President Alfons'in exploited that weakness to take a step unprecedented in Latin America: He put members of the former military juntas on trial for human-rights abuses. But having torn up the notorious Doctrine of National Security, which the Army had used to justify its repression, the new government did not offer the military a new doctrine to take its place, critics argue.
Army officers ``began to suffer from a terrible identity crisis, because they had nothing to do,'' once they had been stripped of their role as the country's rulers, explains military sociologist Jos'e Miguens.
Those frustrations have led to three military uprisings over the past two years, and on each occasion, the government's only response has been to make concessions.

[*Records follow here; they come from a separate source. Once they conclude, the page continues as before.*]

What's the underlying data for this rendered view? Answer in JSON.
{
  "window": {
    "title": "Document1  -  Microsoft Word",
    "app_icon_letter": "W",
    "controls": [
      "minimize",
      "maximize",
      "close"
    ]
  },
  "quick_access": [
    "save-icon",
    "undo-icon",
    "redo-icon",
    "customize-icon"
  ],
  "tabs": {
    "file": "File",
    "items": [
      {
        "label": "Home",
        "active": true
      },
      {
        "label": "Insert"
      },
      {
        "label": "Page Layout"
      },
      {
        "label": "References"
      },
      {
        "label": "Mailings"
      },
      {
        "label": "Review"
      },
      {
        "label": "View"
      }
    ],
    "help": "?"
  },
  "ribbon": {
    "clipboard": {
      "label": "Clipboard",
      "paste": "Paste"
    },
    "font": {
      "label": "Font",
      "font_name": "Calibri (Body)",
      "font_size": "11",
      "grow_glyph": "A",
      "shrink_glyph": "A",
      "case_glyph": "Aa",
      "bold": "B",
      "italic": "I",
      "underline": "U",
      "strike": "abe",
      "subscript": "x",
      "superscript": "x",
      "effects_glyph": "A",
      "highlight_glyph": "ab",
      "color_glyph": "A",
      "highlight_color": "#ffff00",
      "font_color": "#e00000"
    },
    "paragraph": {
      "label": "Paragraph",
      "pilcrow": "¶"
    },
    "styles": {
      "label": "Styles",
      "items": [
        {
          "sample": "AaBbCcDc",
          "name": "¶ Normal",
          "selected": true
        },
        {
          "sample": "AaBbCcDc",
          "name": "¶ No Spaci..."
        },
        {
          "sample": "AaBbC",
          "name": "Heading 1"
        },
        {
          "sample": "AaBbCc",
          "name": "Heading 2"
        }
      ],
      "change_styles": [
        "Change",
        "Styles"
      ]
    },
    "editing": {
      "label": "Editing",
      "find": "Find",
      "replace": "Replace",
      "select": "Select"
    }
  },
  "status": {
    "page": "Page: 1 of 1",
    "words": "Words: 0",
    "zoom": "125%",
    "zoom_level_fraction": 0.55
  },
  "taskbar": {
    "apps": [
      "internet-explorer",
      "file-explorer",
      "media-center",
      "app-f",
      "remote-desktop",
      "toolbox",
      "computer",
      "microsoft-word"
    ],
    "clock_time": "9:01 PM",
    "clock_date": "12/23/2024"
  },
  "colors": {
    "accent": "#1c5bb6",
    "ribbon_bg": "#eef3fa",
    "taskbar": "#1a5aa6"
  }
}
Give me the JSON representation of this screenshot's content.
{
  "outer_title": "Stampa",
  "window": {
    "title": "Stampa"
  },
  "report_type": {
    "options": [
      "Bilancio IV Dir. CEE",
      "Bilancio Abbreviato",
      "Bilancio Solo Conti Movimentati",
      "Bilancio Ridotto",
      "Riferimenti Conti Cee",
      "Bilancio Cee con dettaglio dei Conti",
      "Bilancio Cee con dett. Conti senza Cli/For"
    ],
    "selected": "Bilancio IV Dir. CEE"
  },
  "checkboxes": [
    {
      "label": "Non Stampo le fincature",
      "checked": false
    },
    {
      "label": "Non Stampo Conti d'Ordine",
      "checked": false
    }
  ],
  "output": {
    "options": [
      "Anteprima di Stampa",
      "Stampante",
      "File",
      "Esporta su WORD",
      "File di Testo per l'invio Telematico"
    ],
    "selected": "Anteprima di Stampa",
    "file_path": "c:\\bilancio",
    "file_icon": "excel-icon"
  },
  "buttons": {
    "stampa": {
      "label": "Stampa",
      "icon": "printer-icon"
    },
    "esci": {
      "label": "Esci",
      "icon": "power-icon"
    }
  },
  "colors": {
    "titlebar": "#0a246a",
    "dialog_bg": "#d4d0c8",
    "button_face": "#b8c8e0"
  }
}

Two months after Lt. Col. Aldo Rico seized an Army base during Easter week in 1987, the government sent Congress a ``Due Obedience'' law, lifting human rights charges against all but a handful of military defendants.
Two weeks after Col. Mohamed Ali Seineldin seized the same base last December, the armed forces won the pay raise he had sought. A fortnight later, the Army chief of staff resigned, as the rebels had demanded. And then last week, in apparent response to a third rebel condition for laying down their arms, the few human-rights cases still being pressed were suspended indefinitely.
Those successes have given the military a new power in society that politicians cannot afford to ignore. For example, Peronist presidential candidate Carlos Menem - the likely winner of next month's polls - found it advisable to visit army Chief of Staff Gen. Francisco Gassino as part of his campaign stump.
Lieutenant Colonel Rico told reporters he will vote for Mr. Menem, and Colonel Seineldin has told followers that if Menem outpolls his rivals but is kept from the presidency by a coalition of non-Peronist parties, he will ``seek to impose the popular will.''
General Gassino has discounted this blatant attempt to make the Army the arbiter of the election results, and has promised publicly that his service will remain neutral.
But, says military analyst Horacio Verbitsky, ``He knows the Army is the arbiter just by standing aside and keeping its arms crossed,'' because having found its way back to the center of the political stage, the military is a key player. And it is insisting on being treated as such.